Culture & Heritage

Bedford has a rich and varied history. It was originally founded by the Danes in the late 9th century and enjoyed years of prosperity thanks to its wool industry and access to river transportation.

The famous writer John Bunyan was born in the village of Elstow near Bedford in 1628 and was imprisoned for his nonconformist beliefs in Bedford jail between 1660 and 1672.

Later, the area became famous for wartime aviation and its huge hangars at Cardington. World famous big band leader Glenn Miller was stationed in the town during World War Two.

Today a number of museums celebrate Bedford’s past, including the John Bunyan museum. The Higgins Bedford museum explores how the town has grown and developed, together with a collection of fine arts. The Panacea Museum sheds light on the ‘Panacea Society’; a religious community that held a belief that Bedford was the Garden of Eden.

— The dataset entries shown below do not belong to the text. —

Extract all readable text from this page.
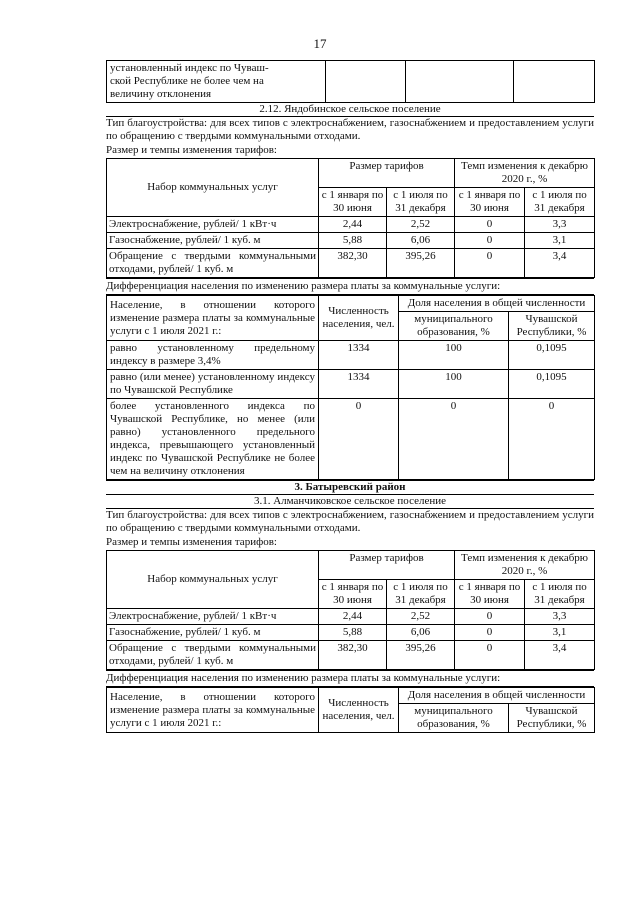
17
установленный индекс по Чуваш-
ской Республике не более чем на
величину отклонения

2.12. Яндобинское сельское поселение
Тип благоустройства: для всех типов с электроснабжением, газоснабжением и предоставлением услуги по обращению с твердыми коммунальными отходами.
Размер и темпы изменения тарифов:
Набор коммунальных услуг	Размер тарифов		Темп изменения к декабрю 2020 г., %	
	с 1 января по 30 июня	с 1 июля по 31 декабря	с 1 января по 30 июня	с 1 июля по 31 декабря
Электроснабжение, рублей/ 1 кВт·ч	2,44	2,52	0	3,3
Газоснабжение, рублей/ 1 куб. м	5,88	6,06	0	3,1
Обращение с твердыми коммунальными отходами, рублей/ 1 куб. м	382,30	395,26	0	3,4
Дифференциация населения по изменению размера платы за коммунальные услуги:
Население, в отношении которого изменение размера платы за коммунальные услуги с 1 июля 2021 г.:	Численность населения, чел.	Доля населения в общей численности	
		муниципального образования, %	Чувашской Республики, %
равно установленному предельному индексу в размере 3,4%	1334	100	0,1095
равно (или менее) установленному индексу по Чувашской Республике	1334	100	0,1095
более установленного индекса по Чувашской Республике, но менее (или равно) установленного предельного индекса, превышающего установленный индекс по Чувашской Республике не более чем на величину отклонения	0	0	0
3. Батыревский район
3.1. Алманчиковское сельское поселение
Тип благоустройства: для всех типов с электроснабжением, газоснабжением и предоставлением услуги по обращению с твердыми коммунальными отходами.
Размер и темпы изменения тарифов:
Набор коммунальных услуг	Размер тарифов		Темп изменения к декабрю 2020 г., %	
	с 1 января по 30 июня	с 1 июля по 31 декабря	с 1 января по 30 июня	с 1 июля по 31 декабря
Электроснабжение, рублей/ 1 кВт·ч	2,44	2,52	0	3,3
Газоснабжение, рублей/ 1 куб. м	5,88	6,06	0	3,1
Обращение с твердыми коммунальными отходами, рублей/ 1 куб. м	382,30	395,26	0	3,4
Дифференциация населения по изменению размера платы за коммунальные услуги:
Население, в отношении которого изменение размера платы за коммунальные услуги с 1 июля 2021 г.:	Численность населения, чел.	Доля населения в общей численности	
		муниципального образования, %	Чувашской Республики, %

Other museums and galleries in the town include Rock City Art, which is dedicated to music photography, the Eagle Gallery and Bromham Mill & Gallery.

Theatres and Arts

The University of Bedfordshire Theatre is the largest theatre in Bedford and hosts many large productions as well as projects from the university.

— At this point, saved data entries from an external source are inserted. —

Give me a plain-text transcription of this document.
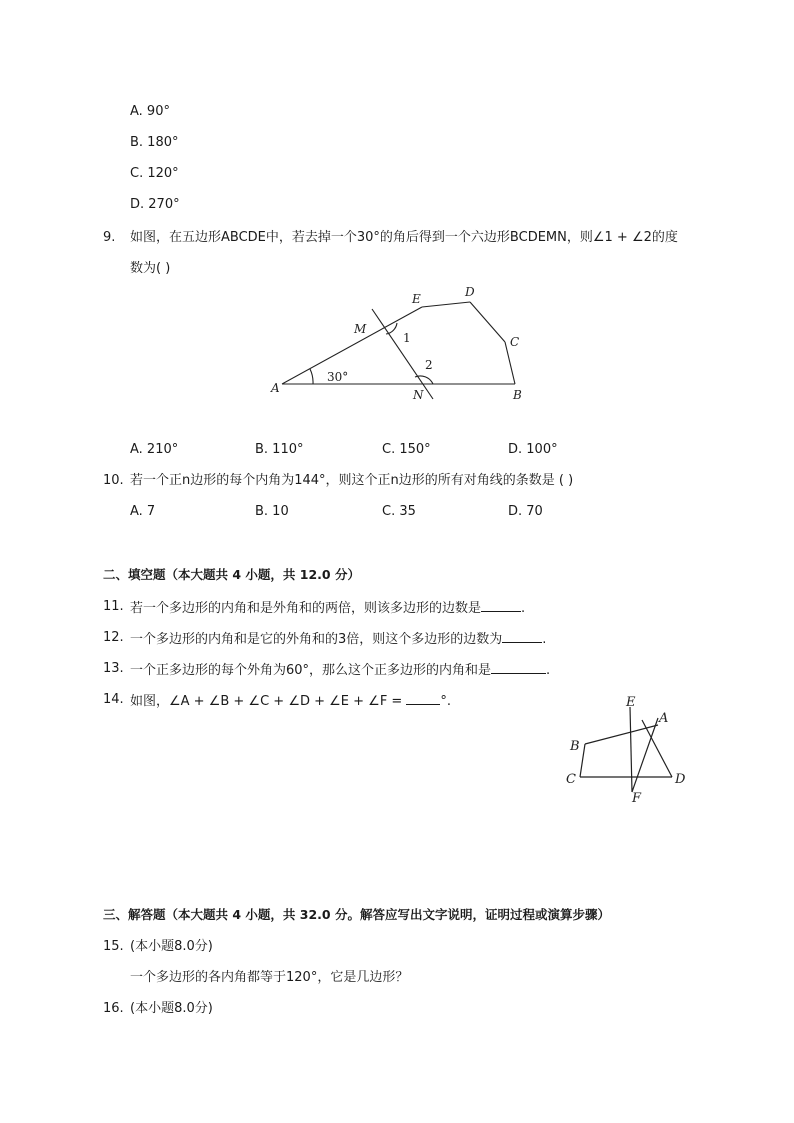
A. 90°
B. 180°
C. 120°
D. 270°
9. 如图，在五边形ABCDE中，若去掉一个30°的角后得到一个六边形BCDEMN，则∠1 + ∠2的度
数为( )
A	B
C
D
E
M
N
1
2
30°
A. 210°	B. 110°	C. 150°	D. 100°
10. 若一个正n边形的每个内角为144°，则这个正n边形的所有对角线的条数是 ( )
A. 7	B. 10	C. 35	D. 70
二、填空题（本大题共 4 小题，共 12.0 分）
11. 若一个多边形的内角和是外角和的两倍，则该多边形的边数是	.
12. 一个多边形的内角和是它的外角和的3倍，则这个多边形的边数为	.
13. 一个正多边形的每个外角为60°，那么这个正多边形的内角和是	.
14. 如图，∠A + ∠B + ∠C + ∠D + ∠E + ∠F =	°.	E
A
B
C	D
F
三、解答题（本大题共 4 小题，共 32.0 分。解答应写出文字说明，证明过程或演算步骤）
15. (本小题8.0分)
一个多边形的各内角都等于120°，它是几边形？
16. (本小题8.0分)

The Place is home to three drama groups and a light opera group. It presents a varied season of shows throughout the year.

The Quarry Theatre on St. Peter’s Street is the new performing arts facility for Bedford School. The 286-seat theatre is primarily a school venue but all productions are open to the public. It attracts professional touring work from across the country and beyond.

The Mill Theatre houses five regular companies which stage up to eight productions a year in a converted watermill.